Adobe ingressa na área de equipamentos

Lápis e régua são ferramentas básicas da criação artística, mas o que fazer quando os profissionais da área tentam, desesperadamente, adaptar seu processo de trabalho ao mundo digital? Ofereça instrumentos que sejam ao mesmo tempo físicos e digitais. É isso o que a Adobe – a criadora do Photoshop e de outros softwares muito usados nos departamentos de arte – fará hoje ao lançar uma caneta e uma régua semelhantes às tradicionais, mas que funcionam sobre telas sensíveis ao toque, em vez do papel.
As novidades, batizadas de Adobe Ink (a caneta) e Adobe Slide (a régua), marcam a entrada da companhia americana no mercado de equipamentos e reforçam a mudança de rota que começou dois anos atrás, quando a empresa passou a migrar do modelo tradicional de venda de software, baseado em licenças, para o de assinaturas, pagas mensalmente como se fossem uma conta de água ou luz.
Os dispositivos têm preço sugerido de US$ 199,99 e, a princípio, serão vendidos apenas nos Estados Unidos. Não há previsão de chegada ao Brasil. Para impulsionar o uso dos aparelhos, a Adobe vai apresentar dois softwares – o Line, para fazer ilustrações, e o Sketch, para compor páginas e publicá-las, tudo a partir de aparelhos móveis, como tablets. “O modelo de trabalho mudou bastante e em vez de uma tela única, a do computador, o profissional hoje trabalha com muitos dispositivos e múltiplas telas”, diz Fabio Sambugaro, diretor-geral da Adobe no Brasil.

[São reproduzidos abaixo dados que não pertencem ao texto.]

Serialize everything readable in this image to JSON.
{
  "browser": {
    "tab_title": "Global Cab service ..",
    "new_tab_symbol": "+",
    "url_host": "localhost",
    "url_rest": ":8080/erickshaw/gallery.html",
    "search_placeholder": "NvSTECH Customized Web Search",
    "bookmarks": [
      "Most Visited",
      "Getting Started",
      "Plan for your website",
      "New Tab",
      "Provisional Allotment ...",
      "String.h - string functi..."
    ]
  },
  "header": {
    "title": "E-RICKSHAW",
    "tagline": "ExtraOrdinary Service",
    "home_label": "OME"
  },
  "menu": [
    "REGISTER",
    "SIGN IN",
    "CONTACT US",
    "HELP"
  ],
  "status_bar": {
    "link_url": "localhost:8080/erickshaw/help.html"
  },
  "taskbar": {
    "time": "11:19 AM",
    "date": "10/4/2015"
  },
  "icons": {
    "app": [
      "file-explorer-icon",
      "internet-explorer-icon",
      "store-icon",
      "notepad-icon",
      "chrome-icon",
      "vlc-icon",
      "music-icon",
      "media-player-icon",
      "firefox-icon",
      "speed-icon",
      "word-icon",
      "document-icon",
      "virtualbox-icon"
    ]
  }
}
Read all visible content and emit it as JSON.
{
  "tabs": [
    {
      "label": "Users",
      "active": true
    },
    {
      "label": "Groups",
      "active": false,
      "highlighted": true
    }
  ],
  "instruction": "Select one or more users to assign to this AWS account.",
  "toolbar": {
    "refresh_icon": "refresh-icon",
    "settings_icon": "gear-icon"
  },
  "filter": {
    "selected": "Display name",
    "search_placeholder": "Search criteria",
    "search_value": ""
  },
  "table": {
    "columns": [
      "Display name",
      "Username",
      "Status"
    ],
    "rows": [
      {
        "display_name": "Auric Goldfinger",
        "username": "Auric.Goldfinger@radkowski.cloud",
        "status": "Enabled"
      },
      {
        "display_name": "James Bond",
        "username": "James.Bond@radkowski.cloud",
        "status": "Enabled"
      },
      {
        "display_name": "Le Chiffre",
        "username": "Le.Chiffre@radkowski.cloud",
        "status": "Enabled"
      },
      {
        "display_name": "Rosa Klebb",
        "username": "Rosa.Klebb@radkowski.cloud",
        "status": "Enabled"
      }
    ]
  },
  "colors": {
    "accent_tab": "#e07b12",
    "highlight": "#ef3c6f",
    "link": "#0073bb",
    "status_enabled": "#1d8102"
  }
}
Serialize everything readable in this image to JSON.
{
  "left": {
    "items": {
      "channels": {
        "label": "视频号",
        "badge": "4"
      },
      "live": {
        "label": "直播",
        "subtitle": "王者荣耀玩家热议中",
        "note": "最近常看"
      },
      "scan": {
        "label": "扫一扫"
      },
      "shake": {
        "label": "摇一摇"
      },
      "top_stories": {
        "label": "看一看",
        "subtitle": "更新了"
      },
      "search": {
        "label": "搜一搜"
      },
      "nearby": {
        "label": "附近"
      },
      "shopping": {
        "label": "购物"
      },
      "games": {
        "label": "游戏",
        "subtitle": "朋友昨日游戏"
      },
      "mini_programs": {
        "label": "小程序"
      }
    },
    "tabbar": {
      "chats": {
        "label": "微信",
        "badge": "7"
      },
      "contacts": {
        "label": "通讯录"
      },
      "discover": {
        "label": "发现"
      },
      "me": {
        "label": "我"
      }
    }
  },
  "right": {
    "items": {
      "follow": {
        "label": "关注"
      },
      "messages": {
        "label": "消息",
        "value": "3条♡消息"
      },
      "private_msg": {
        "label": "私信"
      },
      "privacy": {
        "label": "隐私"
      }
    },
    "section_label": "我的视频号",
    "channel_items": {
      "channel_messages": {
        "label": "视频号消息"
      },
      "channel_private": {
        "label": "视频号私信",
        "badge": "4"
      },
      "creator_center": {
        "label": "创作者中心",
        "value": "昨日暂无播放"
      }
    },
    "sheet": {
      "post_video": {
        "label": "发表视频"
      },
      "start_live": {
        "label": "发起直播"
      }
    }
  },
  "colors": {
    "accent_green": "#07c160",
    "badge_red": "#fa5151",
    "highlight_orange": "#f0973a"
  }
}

Com as inovações, a empresa também anuncia a atualização de 14 produtos de criação, na maior renovação dos últimos tempos. Os ciclos de atualização, que antes ocorriam em intervalos de 18 a 24 meses, foram reduzidos para seis meses, diz Sambugaro.
Esse ritmo mais rápido é parte do esforço da Adobe para acompanhar as mudanças tecnológicas e estimular o modelo da nuvem, uma tendência crescente no mercado de software. Os programas são baixados da internet, sem o pagamento de licença. Em vez disso, o usuário faz uma espécie de assinatura, pela qual recebe de graça as atualizações.
Na Adobe, o modelo tradicional e o da nuvem coexistiram quase dois anos, mas para a linha Creative Cloud – de produtos como Photoshop e InDesign, que formam a principal vitrine da empresa – a venda de licenças está praticamente encerrada. O ajuste demorou para dar tempo de as empresas clientes se adaptarem. “Comprar licenças é despesa de capital e pagar por um serviço é despesa operacional”, diz Sambugaro. Como as companhias fazem provisões específicas de orçamento, seria arriscado fazer mudanças no meio do caminho, afirma o executivo.
O pagamento parcelado ajuda a combater pirataria e a atrair um número potencialmente maior de usuários. A Adobe encerrou o segundo trimestre fiscal, em maio, com 2,308 milhões de assinaturas pagas no mundo, 464 mil a mais que no trimestre anterior. Da receita de US$ 1,07 bilhão registrada no período, 53% veio das receitas recorrentes dos serviços da nuvem, anunciou, ontem, a companhia.
A mudança de modelo exige, porém, um planejamento financeiro rigoroso, já que o fluxo de recursos passa a obedecer outro ritmo. A Adobe viu seu lucro líquido diminuir de US$ 833 milhões para US$ 290 milhões entre os anos fiscais 2012 e 2013. Agora, à medida que o número de assinantes aumenta, os ganhos estão se recompondo. No 2º trimestre deste ano, o lucro líquido chegou a US$ 88,5 milhões, ultrapassando a cifra de US$ 76,5 milhões de 2013.